I wonder, as I struggle with my own body image, what today’s boys are thinking as they watch their dads or view the perfect bodies on social media. How do we tell them they’re just as important, that they matter, that they are beautiful too? I think we need to tell them what we’ve been trying to tell our little girls: that their worth should not be tied to their beauty, or their weight.

And yet I find myself telling my preschooler how big and strong he is, how he was more than nine pounds when he was born, how he’ll be a gifted athlete. I imagine how he will walk through the world, unlike how I did — how people will notice his brawn before his brains.

I also know this is fundamentally wrong. I know I would not want this for my 5-year-old daughter. But society has set these standards for our boys.

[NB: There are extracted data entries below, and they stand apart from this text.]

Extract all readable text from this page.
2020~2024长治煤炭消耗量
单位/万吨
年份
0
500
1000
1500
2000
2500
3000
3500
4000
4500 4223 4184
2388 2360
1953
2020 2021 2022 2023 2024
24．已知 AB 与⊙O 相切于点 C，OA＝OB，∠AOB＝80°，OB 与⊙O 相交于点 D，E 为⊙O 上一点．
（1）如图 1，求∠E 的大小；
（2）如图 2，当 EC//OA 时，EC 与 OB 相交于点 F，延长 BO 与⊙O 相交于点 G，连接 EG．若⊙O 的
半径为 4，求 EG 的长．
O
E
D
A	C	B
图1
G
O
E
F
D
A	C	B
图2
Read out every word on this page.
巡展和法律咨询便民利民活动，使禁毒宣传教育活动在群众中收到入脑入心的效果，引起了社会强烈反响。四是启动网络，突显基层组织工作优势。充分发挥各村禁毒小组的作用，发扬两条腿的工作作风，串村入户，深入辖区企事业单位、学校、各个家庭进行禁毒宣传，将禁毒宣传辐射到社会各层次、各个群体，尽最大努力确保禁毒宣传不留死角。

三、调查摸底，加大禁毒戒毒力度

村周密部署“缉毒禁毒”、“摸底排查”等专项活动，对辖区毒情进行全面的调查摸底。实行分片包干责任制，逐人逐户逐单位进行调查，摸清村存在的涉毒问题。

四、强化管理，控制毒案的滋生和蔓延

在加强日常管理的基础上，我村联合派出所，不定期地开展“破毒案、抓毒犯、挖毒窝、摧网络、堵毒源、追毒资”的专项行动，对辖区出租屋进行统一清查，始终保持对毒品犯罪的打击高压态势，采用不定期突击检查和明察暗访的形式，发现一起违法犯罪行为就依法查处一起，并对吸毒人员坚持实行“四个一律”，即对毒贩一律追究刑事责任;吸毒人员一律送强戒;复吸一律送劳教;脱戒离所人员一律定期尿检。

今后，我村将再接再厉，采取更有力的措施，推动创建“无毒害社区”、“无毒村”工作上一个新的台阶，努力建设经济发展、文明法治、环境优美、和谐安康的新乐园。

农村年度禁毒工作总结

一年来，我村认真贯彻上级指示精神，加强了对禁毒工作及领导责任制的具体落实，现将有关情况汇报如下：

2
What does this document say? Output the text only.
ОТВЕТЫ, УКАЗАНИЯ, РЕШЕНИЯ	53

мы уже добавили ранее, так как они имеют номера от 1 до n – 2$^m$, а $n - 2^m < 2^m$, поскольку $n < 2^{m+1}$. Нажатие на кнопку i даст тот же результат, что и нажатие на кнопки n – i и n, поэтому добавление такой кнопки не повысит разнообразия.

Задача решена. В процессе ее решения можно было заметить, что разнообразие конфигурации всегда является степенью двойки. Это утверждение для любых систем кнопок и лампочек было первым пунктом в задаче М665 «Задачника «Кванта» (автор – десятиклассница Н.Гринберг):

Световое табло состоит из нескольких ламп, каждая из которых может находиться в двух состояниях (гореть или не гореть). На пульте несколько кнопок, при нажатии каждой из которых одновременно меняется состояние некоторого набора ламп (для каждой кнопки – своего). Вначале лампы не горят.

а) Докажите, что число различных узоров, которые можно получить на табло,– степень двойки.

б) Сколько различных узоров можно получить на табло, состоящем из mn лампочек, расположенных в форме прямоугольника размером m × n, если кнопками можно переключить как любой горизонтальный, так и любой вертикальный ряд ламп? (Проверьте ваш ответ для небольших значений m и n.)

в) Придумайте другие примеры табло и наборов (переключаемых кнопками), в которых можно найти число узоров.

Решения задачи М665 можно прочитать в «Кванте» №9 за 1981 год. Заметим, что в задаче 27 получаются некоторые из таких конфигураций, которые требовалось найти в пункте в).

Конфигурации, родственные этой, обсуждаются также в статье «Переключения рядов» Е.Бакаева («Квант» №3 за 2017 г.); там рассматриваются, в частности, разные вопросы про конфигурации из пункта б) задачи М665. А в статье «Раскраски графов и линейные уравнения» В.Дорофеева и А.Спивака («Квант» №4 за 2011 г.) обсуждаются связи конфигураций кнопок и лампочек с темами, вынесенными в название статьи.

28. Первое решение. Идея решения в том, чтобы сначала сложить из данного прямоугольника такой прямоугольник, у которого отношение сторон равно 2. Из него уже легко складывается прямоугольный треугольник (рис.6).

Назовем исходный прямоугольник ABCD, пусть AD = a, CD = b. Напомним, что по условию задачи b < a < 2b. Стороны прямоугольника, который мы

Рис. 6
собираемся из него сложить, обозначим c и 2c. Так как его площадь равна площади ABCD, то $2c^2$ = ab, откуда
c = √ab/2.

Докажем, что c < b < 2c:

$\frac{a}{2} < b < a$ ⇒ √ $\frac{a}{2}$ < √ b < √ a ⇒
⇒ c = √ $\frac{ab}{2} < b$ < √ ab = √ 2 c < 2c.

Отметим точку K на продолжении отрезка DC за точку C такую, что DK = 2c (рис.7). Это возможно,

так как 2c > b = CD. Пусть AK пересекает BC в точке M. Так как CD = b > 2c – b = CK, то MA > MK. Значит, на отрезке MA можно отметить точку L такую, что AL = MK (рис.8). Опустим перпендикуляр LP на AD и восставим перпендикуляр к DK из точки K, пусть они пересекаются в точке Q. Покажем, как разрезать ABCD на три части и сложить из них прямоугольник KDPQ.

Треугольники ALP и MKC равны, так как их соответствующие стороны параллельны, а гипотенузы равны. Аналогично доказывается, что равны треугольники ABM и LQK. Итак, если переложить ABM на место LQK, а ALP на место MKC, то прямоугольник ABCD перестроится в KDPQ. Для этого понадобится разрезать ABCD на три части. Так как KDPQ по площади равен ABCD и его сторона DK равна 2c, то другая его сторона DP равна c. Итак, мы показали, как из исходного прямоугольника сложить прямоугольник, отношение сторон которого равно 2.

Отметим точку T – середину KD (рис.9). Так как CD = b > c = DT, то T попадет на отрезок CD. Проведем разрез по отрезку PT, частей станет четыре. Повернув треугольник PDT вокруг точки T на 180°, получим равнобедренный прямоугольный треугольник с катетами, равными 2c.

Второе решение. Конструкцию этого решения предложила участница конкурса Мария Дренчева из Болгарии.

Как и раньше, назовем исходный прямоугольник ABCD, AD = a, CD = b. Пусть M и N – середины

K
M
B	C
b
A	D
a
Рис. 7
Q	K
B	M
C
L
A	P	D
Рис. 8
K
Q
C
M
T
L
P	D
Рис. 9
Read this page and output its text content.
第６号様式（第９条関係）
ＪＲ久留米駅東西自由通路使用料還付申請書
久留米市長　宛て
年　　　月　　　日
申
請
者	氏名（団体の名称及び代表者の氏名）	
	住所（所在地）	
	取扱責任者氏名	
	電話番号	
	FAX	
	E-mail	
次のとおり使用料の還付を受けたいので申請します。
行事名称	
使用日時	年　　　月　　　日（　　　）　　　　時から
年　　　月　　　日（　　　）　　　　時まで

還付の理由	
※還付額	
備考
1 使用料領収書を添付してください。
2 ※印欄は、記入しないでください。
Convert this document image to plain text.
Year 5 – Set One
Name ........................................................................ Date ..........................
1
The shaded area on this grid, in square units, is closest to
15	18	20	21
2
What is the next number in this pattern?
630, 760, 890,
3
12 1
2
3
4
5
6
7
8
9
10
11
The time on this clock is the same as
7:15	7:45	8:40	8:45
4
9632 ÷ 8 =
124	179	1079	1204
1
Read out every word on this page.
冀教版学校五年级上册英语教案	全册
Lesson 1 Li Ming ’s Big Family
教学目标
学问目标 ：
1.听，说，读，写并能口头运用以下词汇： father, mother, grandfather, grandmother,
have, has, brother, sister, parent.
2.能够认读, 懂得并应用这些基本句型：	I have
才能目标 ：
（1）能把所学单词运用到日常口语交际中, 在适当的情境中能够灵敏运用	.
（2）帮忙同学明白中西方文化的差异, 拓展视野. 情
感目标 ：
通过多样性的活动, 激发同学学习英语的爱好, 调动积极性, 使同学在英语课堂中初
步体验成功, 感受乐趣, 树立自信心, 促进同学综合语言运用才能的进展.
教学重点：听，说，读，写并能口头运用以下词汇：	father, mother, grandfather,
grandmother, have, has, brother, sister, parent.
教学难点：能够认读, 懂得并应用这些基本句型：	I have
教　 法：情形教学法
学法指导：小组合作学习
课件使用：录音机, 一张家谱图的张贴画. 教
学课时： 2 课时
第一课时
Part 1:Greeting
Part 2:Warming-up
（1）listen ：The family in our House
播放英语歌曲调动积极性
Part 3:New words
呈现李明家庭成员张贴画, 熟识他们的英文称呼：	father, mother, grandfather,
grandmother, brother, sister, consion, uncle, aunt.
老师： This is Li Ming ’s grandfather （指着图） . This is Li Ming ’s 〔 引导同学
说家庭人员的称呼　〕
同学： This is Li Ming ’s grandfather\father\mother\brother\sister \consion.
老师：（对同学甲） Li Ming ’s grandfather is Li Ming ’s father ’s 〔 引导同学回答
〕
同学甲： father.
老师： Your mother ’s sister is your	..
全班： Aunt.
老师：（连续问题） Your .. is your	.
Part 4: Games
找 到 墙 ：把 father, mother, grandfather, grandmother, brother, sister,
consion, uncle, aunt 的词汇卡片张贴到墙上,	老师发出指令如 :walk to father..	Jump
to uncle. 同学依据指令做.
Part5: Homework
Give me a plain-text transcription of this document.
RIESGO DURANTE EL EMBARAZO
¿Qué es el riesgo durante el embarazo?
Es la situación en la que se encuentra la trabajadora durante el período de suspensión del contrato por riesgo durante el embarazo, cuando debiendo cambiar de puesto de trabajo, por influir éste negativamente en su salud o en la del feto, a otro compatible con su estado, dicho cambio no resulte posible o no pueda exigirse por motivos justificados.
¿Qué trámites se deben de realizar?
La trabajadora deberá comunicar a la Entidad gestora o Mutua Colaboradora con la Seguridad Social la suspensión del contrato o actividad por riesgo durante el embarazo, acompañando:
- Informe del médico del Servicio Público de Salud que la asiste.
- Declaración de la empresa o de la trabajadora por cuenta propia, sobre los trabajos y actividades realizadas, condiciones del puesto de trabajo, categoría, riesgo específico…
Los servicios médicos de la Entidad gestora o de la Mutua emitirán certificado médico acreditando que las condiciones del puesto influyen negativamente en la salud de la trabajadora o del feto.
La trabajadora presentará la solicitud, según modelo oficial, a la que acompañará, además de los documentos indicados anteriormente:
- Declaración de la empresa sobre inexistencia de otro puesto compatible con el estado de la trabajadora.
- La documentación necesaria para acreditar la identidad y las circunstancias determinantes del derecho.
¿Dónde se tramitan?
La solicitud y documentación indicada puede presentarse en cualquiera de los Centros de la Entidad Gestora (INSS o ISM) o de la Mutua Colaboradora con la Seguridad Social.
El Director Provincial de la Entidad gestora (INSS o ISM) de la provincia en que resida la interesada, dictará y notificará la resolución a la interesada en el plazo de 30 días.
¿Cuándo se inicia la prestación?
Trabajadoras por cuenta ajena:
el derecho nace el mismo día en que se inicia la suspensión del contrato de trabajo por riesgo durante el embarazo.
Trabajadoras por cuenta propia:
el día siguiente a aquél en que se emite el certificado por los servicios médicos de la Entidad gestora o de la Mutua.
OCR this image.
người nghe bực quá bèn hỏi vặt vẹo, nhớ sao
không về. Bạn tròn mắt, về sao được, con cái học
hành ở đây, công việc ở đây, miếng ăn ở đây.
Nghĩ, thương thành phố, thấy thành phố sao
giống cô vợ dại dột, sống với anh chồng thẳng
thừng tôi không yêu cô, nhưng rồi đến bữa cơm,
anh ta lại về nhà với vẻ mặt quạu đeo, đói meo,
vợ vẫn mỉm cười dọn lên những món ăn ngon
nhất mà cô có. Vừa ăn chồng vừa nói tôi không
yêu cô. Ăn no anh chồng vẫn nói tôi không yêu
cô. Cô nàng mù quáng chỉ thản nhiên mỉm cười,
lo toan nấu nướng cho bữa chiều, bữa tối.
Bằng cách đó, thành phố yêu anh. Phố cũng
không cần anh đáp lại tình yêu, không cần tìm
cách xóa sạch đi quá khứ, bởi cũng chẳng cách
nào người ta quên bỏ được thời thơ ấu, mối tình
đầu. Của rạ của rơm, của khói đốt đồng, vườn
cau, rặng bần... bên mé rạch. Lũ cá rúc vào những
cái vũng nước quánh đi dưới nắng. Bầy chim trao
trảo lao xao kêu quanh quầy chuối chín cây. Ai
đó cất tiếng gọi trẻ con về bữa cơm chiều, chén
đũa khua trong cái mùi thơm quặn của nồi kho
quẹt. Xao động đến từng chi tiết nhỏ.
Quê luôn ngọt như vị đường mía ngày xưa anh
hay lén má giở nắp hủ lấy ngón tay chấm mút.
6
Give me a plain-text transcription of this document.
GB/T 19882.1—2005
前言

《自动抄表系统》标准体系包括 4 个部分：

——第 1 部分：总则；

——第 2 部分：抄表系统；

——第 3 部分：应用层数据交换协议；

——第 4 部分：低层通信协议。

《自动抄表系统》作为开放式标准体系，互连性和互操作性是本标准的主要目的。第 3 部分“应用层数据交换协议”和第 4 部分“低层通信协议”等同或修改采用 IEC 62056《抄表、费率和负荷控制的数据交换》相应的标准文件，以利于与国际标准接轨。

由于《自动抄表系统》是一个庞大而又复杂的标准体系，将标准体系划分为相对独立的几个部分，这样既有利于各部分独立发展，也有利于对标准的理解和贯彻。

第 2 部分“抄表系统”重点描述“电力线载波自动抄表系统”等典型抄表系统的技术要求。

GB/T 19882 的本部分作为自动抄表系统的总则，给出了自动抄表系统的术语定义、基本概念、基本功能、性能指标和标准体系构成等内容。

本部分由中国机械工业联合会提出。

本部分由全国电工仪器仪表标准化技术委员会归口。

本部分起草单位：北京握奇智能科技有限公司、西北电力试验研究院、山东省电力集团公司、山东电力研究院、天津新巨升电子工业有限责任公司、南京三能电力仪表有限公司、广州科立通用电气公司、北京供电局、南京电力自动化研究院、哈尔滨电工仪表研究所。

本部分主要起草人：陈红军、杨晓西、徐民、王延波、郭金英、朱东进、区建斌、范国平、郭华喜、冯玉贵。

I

To my relief, male celebrities are starting to push back on body image perfection for men, like those in this BuzzFeed piece, talking about the torture of trying to get a body like my dad had. In 2018, Rob McElhenney, star of “It’s Always Sunny in Philadelphia,” discussed this body unattainability in an Instagram post about his transformation from “Fat Mac” to “Ripped Mac.” The regimen celebrities endure to obtain their perfect physiques are nearly impossible for everyday people.

But it’s a social media world now, and our boys are watching. They are working out too much, not eating enough, pushing themselves like I push myself, to have a “Dorito”-shaped body.

Body dysmorphic disorders have increased since the rise of social media at a staggering rate, particularly among teens. And it’s not just girls anymore. Nearly 22 percent of young men engage in some sort of muscle-building behaviors — beyond just trying to stay in shape.

This makes sense to me, as I continue to work out daily and continue to think I don’t look “right” just yet.

Parenting is a challenge. For me, that challenge is taking the form of helping my son feel good about himself, even at such a young age. I believe my parents tried their best to teach me about myself. I believe they encouraged me to exercise because they thought it was helping my self-esteem. And yet, I continue to long for a body that I don’t see in the mirror. And I don’t want my son to ever feel this way.

My hope for my son, and for yours, is that they never believe their value is contingent on their looks. The world, real and digital, will absolutely try to persuade them otherwise, as it did me and as it does for boys today. My son is as handsome as he is intelligent and inquisitive. He is as athletic as he is artistic and playful. He is so much more than just one thing.

He says he wants to be strong like his daddy, but all I want for him is to know that he is loved unconditionally, know that I do not value him any more or any less if he’s big or small, if he’s short or tall, if he’s lean or stout — and the love from his father is truly unequivocal. Our children’s sense of self starts with us, with how we love them and with how we try to love ourselves.

Davon Loeb is the author of the memoir, “The In-Betweens, a Lyrical Memoir.” His work is published in the Los Angeles Times, the Philadelphia Inquirer, Slate, the Best American Essays Anthology, and elsewhere. Davon is a husband, father, and teacher living in New Jersey.